John Donne’s poetry often uses “conceits” – that is, comparisons in which the similarities between two things are explained over the course of several lines (or even multiple stanzas) rather than in a quick and simple phrase.
One poem by Donne in which a conceit definitely appears is “Love’s Alchemy.” In this poem, the speaker compares the lofty dreams (but paltry achievements) of alchemists with the lofty dreams (but paltry accomplishments) of lovers:
. . . as no chemic yet th'elixir got,
But glorifies his pregnant pot
If by the way to him befall
Some odoriferous thing, or medicinal,
So, lovers dream a rich and long delight,
But get a winter-seeming summer's night.
In other words, alchemists (that is, chemics) hope to discover the secret formula for creating gold through their elaborate processes. However, they only get (if they are lucky) things that smell good or have some medicinal use. They praise their equipment for these achievements even if the achievements fall far short of what they had originally hoped to attain. In the same way, lovers hope for great pleasures but have to settle for short and disappointing delights.
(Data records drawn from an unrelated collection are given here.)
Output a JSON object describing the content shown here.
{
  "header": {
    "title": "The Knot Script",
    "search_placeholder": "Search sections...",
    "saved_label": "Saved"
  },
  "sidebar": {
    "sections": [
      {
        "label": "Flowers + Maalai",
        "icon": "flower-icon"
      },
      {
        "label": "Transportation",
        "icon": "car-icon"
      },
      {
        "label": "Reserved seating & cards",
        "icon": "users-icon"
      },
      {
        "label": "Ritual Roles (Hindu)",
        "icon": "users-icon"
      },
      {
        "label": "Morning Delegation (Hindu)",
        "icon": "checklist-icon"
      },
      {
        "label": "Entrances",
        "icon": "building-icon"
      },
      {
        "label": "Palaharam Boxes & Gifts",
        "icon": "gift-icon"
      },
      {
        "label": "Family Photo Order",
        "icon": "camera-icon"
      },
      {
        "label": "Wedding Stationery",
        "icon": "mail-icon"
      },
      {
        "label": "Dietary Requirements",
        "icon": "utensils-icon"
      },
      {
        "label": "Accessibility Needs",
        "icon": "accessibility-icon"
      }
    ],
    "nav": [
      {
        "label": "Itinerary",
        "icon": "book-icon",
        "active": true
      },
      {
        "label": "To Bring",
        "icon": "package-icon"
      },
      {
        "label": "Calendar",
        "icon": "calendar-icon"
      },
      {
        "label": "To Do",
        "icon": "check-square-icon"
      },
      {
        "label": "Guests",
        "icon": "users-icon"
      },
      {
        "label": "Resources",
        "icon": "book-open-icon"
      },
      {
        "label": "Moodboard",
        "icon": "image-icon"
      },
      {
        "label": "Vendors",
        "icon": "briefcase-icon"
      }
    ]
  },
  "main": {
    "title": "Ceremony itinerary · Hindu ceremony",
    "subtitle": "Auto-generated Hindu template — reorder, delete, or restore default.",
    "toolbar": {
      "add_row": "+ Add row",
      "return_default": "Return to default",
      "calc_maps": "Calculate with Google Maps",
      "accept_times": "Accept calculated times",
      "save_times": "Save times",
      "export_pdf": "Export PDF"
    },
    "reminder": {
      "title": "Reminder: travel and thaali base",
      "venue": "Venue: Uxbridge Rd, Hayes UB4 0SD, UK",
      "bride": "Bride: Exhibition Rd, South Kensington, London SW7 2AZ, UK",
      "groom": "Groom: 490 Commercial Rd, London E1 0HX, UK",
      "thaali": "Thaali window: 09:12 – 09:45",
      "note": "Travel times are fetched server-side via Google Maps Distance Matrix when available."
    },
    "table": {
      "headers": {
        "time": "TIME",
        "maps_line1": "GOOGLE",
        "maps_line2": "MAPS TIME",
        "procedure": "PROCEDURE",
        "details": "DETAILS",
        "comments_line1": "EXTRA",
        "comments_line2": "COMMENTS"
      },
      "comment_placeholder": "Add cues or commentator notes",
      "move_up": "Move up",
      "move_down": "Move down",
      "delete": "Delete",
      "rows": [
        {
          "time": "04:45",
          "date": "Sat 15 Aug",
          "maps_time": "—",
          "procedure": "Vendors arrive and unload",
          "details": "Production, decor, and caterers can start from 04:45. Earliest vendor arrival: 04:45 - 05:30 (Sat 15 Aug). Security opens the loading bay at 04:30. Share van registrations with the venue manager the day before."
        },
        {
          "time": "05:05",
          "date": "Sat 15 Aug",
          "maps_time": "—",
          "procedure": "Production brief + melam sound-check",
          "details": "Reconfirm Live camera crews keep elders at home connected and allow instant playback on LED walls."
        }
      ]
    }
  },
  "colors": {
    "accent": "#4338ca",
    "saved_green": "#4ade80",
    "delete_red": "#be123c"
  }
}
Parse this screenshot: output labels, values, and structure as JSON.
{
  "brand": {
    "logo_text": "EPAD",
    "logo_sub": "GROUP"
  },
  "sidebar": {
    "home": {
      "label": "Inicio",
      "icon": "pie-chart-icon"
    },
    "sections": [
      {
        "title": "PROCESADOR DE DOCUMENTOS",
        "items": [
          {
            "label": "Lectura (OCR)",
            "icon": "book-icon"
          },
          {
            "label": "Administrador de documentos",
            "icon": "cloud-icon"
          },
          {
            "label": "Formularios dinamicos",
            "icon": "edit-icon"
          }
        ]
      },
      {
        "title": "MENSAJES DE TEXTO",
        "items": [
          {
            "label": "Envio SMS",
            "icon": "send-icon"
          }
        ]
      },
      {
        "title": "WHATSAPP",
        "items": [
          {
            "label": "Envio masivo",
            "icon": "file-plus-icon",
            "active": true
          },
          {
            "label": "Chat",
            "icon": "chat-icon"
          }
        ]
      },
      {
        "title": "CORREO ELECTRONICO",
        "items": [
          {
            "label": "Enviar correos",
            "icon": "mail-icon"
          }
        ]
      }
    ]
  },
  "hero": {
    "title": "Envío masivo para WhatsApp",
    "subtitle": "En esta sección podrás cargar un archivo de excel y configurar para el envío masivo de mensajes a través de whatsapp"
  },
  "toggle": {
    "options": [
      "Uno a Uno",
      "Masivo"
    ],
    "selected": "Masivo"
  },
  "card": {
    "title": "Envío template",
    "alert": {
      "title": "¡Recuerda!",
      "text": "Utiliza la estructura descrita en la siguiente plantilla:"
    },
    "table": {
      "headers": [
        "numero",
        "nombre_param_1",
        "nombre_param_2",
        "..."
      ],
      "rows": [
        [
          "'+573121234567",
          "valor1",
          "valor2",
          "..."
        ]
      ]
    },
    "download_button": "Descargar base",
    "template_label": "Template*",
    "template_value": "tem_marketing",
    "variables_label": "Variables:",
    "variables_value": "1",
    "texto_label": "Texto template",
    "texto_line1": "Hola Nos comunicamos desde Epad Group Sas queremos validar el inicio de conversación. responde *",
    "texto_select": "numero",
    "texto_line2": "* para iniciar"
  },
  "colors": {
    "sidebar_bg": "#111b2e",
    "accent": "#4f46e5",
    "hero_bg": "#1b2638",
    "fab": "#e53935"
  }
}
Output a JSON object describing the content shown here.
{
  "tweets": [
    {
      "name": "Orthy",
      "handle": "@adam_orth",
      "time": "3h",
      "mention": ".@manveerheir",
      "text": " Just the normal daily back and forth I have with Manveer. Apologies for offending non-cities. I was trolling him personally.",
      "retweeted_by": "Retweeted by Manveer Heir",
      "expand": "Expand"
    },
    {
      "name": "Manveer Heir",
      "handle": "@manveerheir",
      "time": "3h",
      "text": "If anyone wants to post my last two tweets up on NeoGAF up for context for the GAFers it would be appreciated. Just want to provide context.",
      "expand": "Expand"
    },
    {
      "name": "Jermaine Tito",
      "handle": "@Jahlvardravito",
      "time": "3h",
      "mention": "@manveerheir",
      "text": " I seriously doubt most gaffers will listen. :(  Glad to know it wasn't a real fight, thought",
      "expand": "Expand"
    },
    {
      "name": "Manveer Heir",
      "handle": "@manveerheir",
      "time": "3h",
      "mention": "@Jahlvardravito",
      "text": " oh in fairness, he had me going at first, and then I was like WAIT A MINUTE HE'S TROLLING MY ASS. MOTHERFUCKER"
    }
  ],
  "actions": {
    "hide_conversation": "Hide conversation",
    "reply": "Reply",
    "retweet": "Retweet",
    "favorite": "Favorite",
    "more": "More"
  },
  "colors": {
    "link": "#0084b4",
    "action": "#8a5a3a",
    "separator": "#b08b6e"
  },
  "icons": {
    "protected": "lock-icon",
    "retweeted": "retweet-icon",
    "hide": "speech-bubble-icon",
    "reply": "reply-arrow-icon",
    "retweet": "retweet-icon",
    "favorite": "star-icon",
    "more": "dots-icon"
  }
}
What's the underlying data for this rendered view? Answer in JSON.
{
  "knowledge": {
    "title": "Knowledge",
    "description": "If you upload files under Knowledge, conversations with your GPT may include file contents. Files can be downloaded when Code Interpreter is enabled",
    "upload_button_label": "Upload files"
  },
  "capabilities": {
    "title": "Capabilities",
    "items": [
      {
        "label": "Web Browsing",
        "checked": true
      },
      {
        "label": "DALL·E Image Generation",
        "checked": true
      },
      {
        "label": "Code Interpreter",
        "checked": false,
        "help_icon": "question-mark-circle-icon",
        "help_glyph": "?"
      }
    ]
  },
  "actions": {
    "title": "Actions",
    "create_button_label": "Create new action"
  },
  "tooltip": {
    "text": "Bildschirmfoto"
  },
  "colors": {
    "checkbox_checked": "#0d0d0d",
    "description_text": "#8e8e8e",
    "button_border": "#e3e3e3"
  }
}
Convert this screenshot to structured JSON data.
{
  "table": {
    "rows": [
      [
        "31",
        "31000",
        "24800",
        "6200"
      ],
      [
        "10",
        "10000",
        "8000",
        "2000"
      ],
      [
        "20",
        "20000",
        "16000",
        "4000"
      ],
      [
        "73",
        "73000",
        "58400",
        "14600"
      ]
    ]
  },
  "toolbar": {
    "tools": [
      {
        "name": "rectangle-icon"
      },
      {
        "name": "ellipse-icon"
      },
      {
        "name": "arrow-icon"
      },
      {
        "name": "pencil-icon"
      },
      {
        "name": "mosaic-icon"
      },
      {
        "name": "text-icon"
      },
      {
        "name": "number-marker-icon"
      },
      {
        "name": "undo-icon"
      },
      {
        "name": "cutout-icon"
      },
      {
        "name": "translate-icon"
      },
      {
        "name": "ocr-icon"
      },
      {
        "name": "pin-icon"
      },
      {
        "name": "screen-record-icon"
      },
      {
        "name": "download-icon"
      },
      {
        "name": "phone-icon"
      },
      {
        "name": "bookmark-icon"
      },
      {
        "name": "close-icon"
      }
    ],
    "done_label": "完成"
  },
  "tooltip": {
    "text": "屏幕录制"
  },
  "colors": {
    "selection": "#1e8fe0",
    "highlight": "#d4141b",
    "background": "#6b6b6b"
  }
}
Donne’s tendency to use conceits exemplifies many of the most important traits of his poetry, including its wittiness, its inventiveness, its wide-ranging intellectual connections, and its reflection of Donne’s ability to see resemblances even in things which seem, at first, to have little in common. Many poets can make quick comparisons, but Donne seems to have had a special talent for exploring all the multifaceted implications of a comparison. Not until Milton and his epic similes in Paradise Lost would another poet possess this kind of talent to the same degree that Donne and some of the other so-called “metaphysical poets” possessed it.